Sitting in Mama’s living room with women I adore and trust with my whole heart, it didn’t take long before the whole horrible dressing room experience bubbled up and out.  

The more I talked, the more they laughed.  They’d all been there. Loving their bodies and hating them at the same time.  Being grateful for so much, but frustrated at so much too. Desperately cramming themselves into SPANX just like me, or deciding that the time for SPANX had come and gone – and good riddance and who cares! We cried and laughed.
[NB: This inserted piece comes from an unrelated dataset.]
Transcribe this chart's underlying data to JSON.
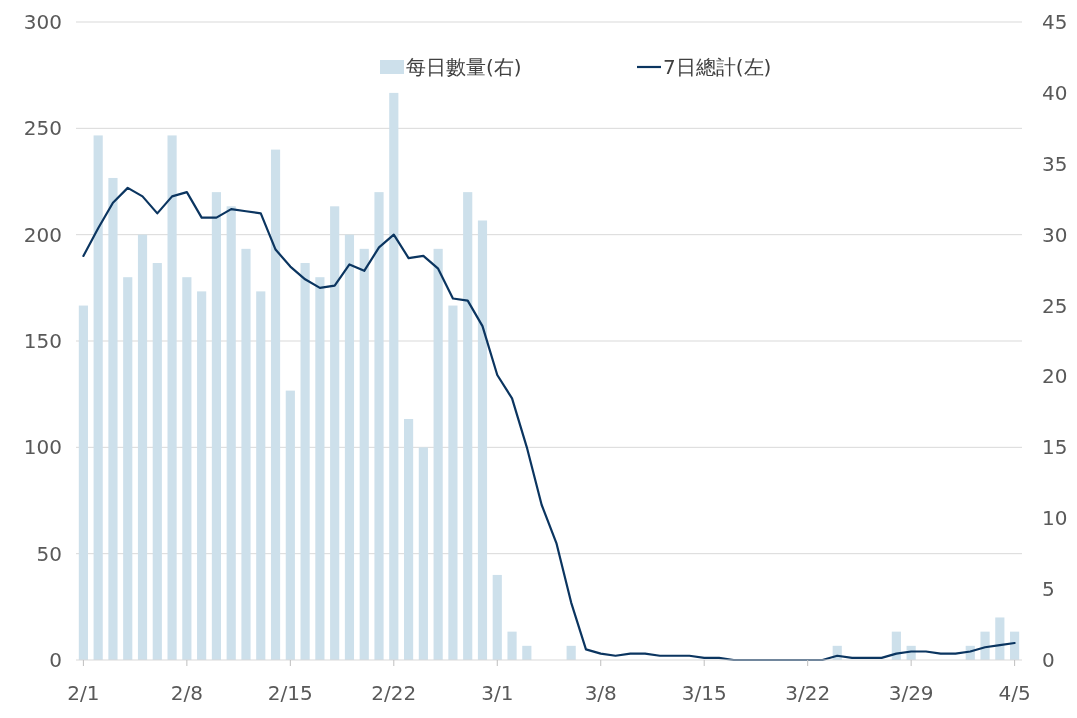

I wasn’t alone in any of my feelings, no matter how silly or insignificant I’d thought they were when I’d walked in the door.  They even cajoled me into going out to my car to get my dresses, and asked to see Mama’s, and Ginny’s, too. They ooh’d and aah’d and said all the things.   

The women (most of whom I’ve known all my life,) applied such a balm.  My mind quieted, my stomach stopped churning. I relaxed into the knowing that I am not alone – that none of us are alone – in feelings of inadequacy, in this mean-girl struggle with body-image, in moments of self-doubt and even despair.  

In Mama’s living room, I was reminded of what I’d allowed myself to forget.  Weddings aren’t about dresses or SPANX, or trying to look any certain way at all.  Weddings are about love. Most things are, actually.

It took the women I love most in the world to remind me.